General characteristics
- Class & type: Seabridger
- Tonnage: 28,460 GT
- Length: 199.5 m (654.5 ft)
- Beam: 26.70 m (87.6 ft)
- Draught: 6.20 m (20.3 ft)
- Installed power: 2 × MAN 9L48/60B 9-cylinder diesel engines, 2 × Auxiliary Mitsubishi diesel engines
- Propulsion: 2 × controllable pitch propellers; 3 × bow thrusters;
- Speed: 22 kn (40.7 km/h)
- Capacity: 1000 passengers; 2840 lane meters;

= MV Highlanders =

Marine Atlantic ferry

MV Highlanders (ex-MV Stena Traveller) is a Ro-Pax passenger/vehicle ferry operated by the Canadian Crown corporation Marine Atlantic. She operates between the islands of Newfoundland and Cape Breton in eastern Canada and is named after several Nova Scotian infantry regiments which fought in the first and second world wars.

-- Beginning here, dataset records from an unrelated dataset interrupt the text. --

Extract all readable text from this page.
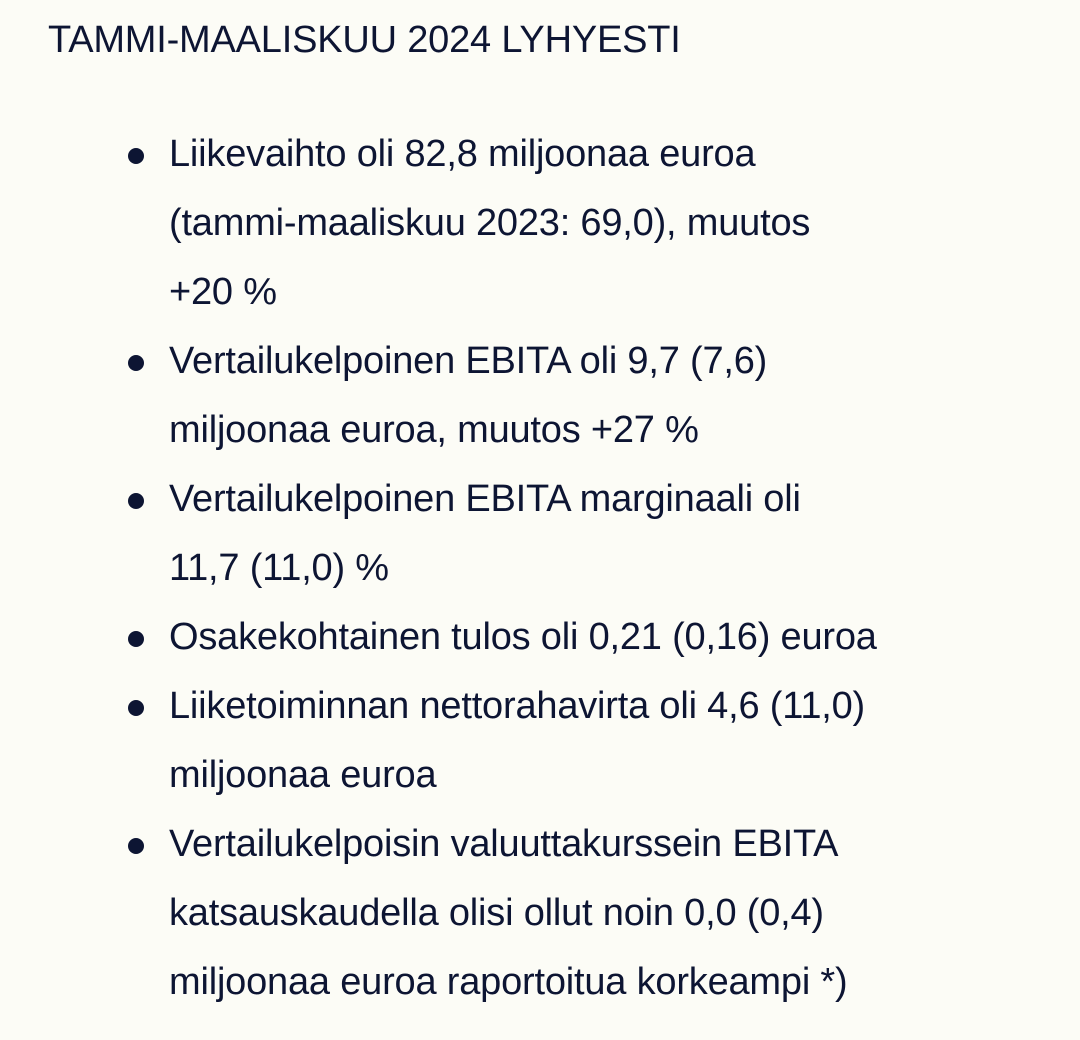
TAMMI-MAALISKUU 2024 LYHYESTI
Liikevaihto oli 82,8 miljoonaa euroa
(tammi-maaliskuu 2023: 69,0), muutos
+20 %
Vertailukelpoinen EBITA oli 9,7 (7,6)
miljoonaa euroa, muutos +27 %
Vertailukelpoinen EBITA marginaali oli
11,7 (11,0) %
Osakekohtainen tulos oli 0,21 (0,16) euroa
Liiketoiminnan nettorahavirta oli 4,6 (11,0)
miljoonaa euroa
Vertailukelpoisin valuuttakurssein EBITA
katsauskaudella olisi ollut noin 0,0 (0,4)
miljoonaa euroa raportoitua korkeampi *)
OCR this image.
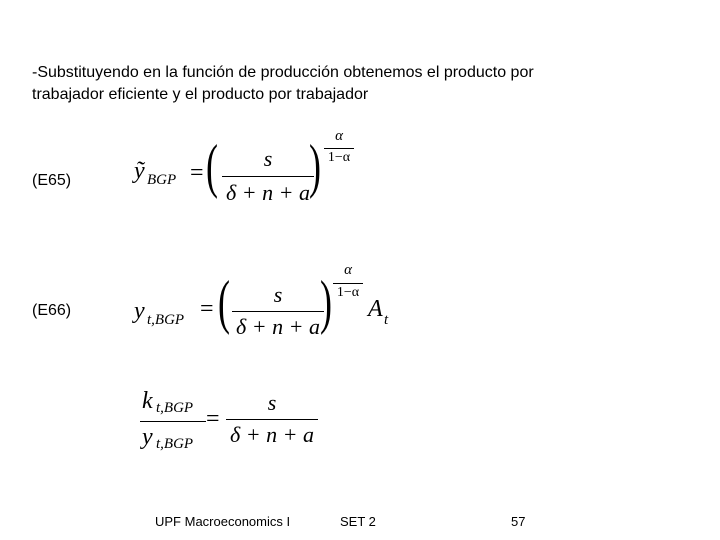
-Substituyendo en la función de producción obtenemos el producto por
trabajador eficiente y el producto por trabajador
(E65)	ỹ BGP = (	s
δ + n + a ) α
1−α
(E66)	y t,BGP = (	s
δ + n + a ) α
1−α
A t
k t,BGP
y t,BGP
=
s
δ + n + a
UPF Macroeconomics I	SET 2	57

Largely built in Russia, her assembly was finished in Norway. As part of Stena Line she regularly ran between The Netherlands and the United Kingdom from 2007-2009. After being leased by Marine Atlantic, she was taken to Bremerhaven, Germany to be converted to better suit the North Sydney to Channel-Port aux Basques route, which she would be taking over. This conversion included the addition of a third bow thruster, increase and renovation of the passenger areas, and shortening of the vessel by 12m to help facilitate docking at Channel-Port aux Basques. She entered regular passenger service with Marine Atlantic in mid April 2011 shortly after her nearly identical sister ship . In May 2015, Marine Atlantic announced that it had purchased both vessels from Stena for Can$100 million each.